We stayed in the first coastal village to the west, Pourville-sur-Mer on a street aptly named "Rue du 19 Août 1942". Our hotel fronted the beach with a row of those little beach cabins used as change houses. The weather was cool and grey, the water would have been very cold. They do go swimming in the channel as the season progresses — evidenced by the little beach cabins. We wandered the shore and stoney beach a bit and found some ruins of some fortified WWII bunkers/pillboxes that had fallen to the sea from the high cliffs above. We tried to imagine what it would have been like on the beach during the landing of 1942. It would have been a terrifying day for the green soldiers who had never seen battle before, and the many who were lost that day.
The successful D-Day landing was in Normandy on June 6, 1944 many miles to the west on the sandy shores. The next day we visited Juno Beach, where the Canadians landed, at the village of Courseulles-sur-Mer. The other landings, by various Allied forces along this 50mile stretch of Normandy, were code named Utah, Omaha, Gold, Juno, and Sword Beach.
The picture above is me with uncle Mac's tank the "Bold/Audacieux" at Quai des Alliés, 14470 Courseulles-sur-Mer, France. It's right by the harbor and, at the time, there was a modest tourist information center. Since then they've build a huge Juno Beach Centre on the other side of the harbor. It will be confusing if you're looking for this memorial as it's not at the Canadian Juno Beach Center where you might expect to find it.
When we visited it was still a pretty modest affair. In front of the Tourist Information Centere there stands a green duplex-drive Sherman tank that was recovered from the sea in 1970 — the debris from D-day had been fouling fishermen's nets for years. This was one of the tanks that had sunk during the D-day landing and it is well documented as the "Bold/Audacieux" commanded by the First Hussars out of London, Ontario. We're there reading about the history and I'm choking back tears when Kate says to me, "So, this is like the tank that uncle Mac drove?". Through my tears I replied, "No, this is the tank uncle Mac drove".

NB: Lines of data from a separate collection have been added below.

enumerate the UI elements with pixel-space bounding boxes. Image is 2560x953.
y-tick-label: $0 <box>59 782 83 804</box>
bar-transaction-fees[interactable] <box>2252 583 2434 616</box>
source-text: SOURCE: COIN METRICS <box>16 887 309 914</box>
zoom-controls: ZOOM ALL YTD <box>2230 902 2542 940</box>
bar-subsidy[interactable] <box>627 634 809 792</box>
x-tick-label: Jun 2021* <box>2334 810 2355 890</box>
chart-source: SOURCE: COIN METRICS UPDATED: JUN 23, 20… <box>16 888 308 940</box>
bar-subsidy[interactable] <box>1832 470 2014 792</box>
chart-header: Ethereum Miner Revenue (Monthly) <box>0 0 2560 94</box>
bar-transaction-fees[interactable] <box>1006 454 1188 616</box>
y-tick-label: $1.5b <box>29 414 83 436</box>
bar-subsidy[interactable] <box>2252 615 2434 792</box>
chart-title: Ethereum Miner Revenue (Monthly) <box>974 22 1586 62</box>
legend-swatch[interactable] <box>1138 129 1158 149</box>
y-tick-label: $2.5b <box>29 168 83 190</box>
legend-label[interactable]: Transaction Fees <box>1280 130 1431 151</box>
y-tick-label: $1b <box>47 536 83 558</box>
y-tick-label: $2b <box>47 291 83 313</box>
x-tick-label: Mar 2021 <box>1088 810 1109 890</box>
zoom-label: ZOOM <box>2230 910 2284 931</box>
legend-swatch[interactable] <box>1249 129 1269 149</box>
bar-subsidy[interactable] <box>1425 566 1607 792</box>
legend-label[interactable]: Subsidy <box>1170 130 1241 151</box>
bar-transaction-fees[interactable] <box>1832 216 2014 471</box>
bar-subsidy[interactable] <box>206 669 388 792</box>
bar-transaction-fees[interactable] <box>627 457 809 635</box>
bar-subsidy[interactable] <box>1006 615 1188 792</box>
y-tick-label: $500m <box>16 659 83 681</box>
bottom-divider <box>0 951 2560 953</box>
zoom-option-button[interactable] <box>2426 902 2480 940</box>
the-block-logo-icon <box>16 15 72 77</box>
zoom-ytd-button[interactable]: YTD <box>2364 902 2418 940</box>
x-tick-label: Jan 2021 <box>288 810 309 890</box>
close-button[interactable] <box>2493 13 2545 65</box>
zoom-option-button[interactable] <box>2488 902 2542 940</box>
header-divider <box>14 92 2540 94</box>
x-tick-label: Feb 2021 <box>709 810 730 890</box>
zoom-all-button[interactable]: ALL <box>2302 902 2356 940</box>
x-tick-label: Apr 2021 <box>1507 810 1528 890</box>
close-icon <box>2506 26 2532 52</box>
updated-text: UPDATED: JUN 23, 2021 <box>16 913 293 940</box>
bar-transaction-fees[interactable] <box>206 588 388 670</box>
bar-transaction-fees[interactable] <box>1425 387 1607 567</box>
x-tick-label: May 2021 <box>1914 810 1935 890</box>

William (Mac) Dixon survived D-day and WWII to return to safely to Canada. His brother Walter, who died in a training accident flying a plane, wasn't so lucky. He's buried in Formby outside of Liverpool.
We ought to have visited the nearby war graves but the Juno Beach Centre was emotional enough. In retrospect I'm sort of ashamed of how ill prepared we were, how little of the history we knew and how little time we gave to these visits. We really knew very little about any of the wars or battle sites. It would be good to go back some day and spend more time. Our second dad, Chuck Fry, made many treks to the fields of Flanders to visit WWI battle sites. There were incredible losses during those battles. So to here on the beaches of Normandy.
From Normandy, our brief tour of war sites over, we headed inland and to the east to the Champagne Region.
Ps. these notes and photo album were prepared during the COVID-19 lockdown of January 2021.